The difference, says new research, can be as simple as what is socially and culturally embedded. Take, for instance, what's said at the end of a meal. When someone French is offered more food, they may well refuse, saying je n'ai pas faim, (I don't have hunger). Saying you're not feeling hungry is much different than our Canadian standard, I'm full, and our expectation of same.
The bottom line is New Year's resolutions or no, don't think you're alone in battling that ever expanding waistline, or that you're weak and lacking self-control if success eludes you. You are totally backed by some of the latest thinking in the food world.
Deborah Cohen's new book, A Big Fat Crisis, is changing the way people are thinking about over-eating. Yes, self-control is part of the mix, but Cohen has a better take. A senior natural scientist at the not-for-profit RAND Corporation who specializes in studying how structural environmental factors — both social and physical ones — influence health, Cohen has concluded that our massive collective weight gain is about "hidden forces" far beyond self-control.
She argues that the increase in obesity is the product of two things. One is the fundamental limit of self-control along with the ways we are hard-wired to eat. The second factor — and this is the real eye-opener — is the modern food environment, which includes lower prices for food, ever larger portion sizes, and the huge influence of food advertising.
If, as we traditionally thought, our burgeoning waistlines were simply a product of lousy self-discipline and stuffing ourselves then lounging around like soggy couch potatoes, you cannot scientifically and logically account for the fat trend that's plagued North America the last 30 years.
Up until about 1980, the weight of adult Canadians was pretty stable. Then suddenly, between 1980 and 2010, the average adult Canadian, other than my dad and a few others, packed on 20 extra pounds.
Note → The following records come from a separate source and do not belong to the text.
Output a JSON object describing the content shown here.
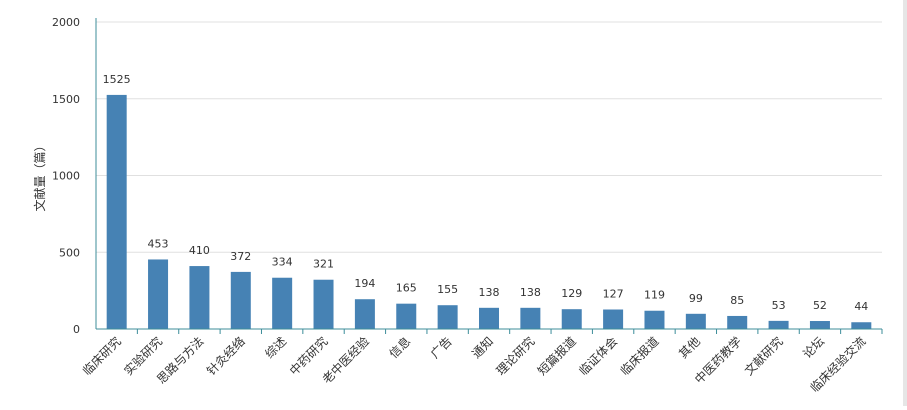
{
  "chart_data": {
    "type": "bar",
    "title": "",
    "xlabel": "",
    "ylabel": "文献量（篇）",
    "ylim": [
      0,
      2000
    ],
    "yticks": [
      0,
      500,
      1000,
      1500,
      2000
    ],
    "grid": true,
    "legend": "none",
    "categories": [
      "临床研究",
      "实验研究",
      "思路与方法",
      "针灸经络",
      "综述",
      "中药研究",
      "老中医经验",
      "信息",
      "广告",
      "通知",
      "理论研究",
      "短篇报道",
      "临证体会",
      "临床报道",
      "其他",
      "中医药教学",
      "文献研究",
      "论坛",
      "临床经验交流"
    ],
    "series": [
      {
        "values": [
          1525,
          453,
          410,
          372,
          334,
          321,
          194,
          165,
          155,
          138,
          138,
          129,
          127,
          119,
          99,
          85,
          53,
          52,
          44
        ]
      }
    ],
    "colors": {
      "bar": "#4682b4",
      "axis": "#3c8d9a",
      "grid": "#e0e0e0",
      "text": "#333333"
    }
  }
}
There's simply no way we all suddenly fell off the turnip truck, abandoning self-control and suddenly stopping all exercise. In fact, most of us are exercising more than ever and we probably have the same amount of self-discipline, if not more, than we did 30 years ago.
Instead, says Cohen, the changing conditions of our modern world have pushed our limits to such an extent that more and more of us are simply no longer up to the challenge of resisting over-eating.
The bottom line is it's going to take huge policy changes, effective regulations, and making a more balanced food environment for ourselves — like regulating trans fats; demanding better and more honest food labelling; resisting manufacturers push of salty, fatty and sugary processed (read: profitable) foods; as well as reconfiguring our food culture, à la examples like France and my dad's navy days.
In other words, go ahead with those self-promises. But what we also need are "big picture" New Year's resolutions for the benefit of the common good from leaders and policy makers willing to step up to the plate. And I don't mean a dinner plate.
That combo would make for one heck of a happy, healthy New Year.
Glenda Bartosh is an award-winning journalist whose best food ideas draw from past and future thinking.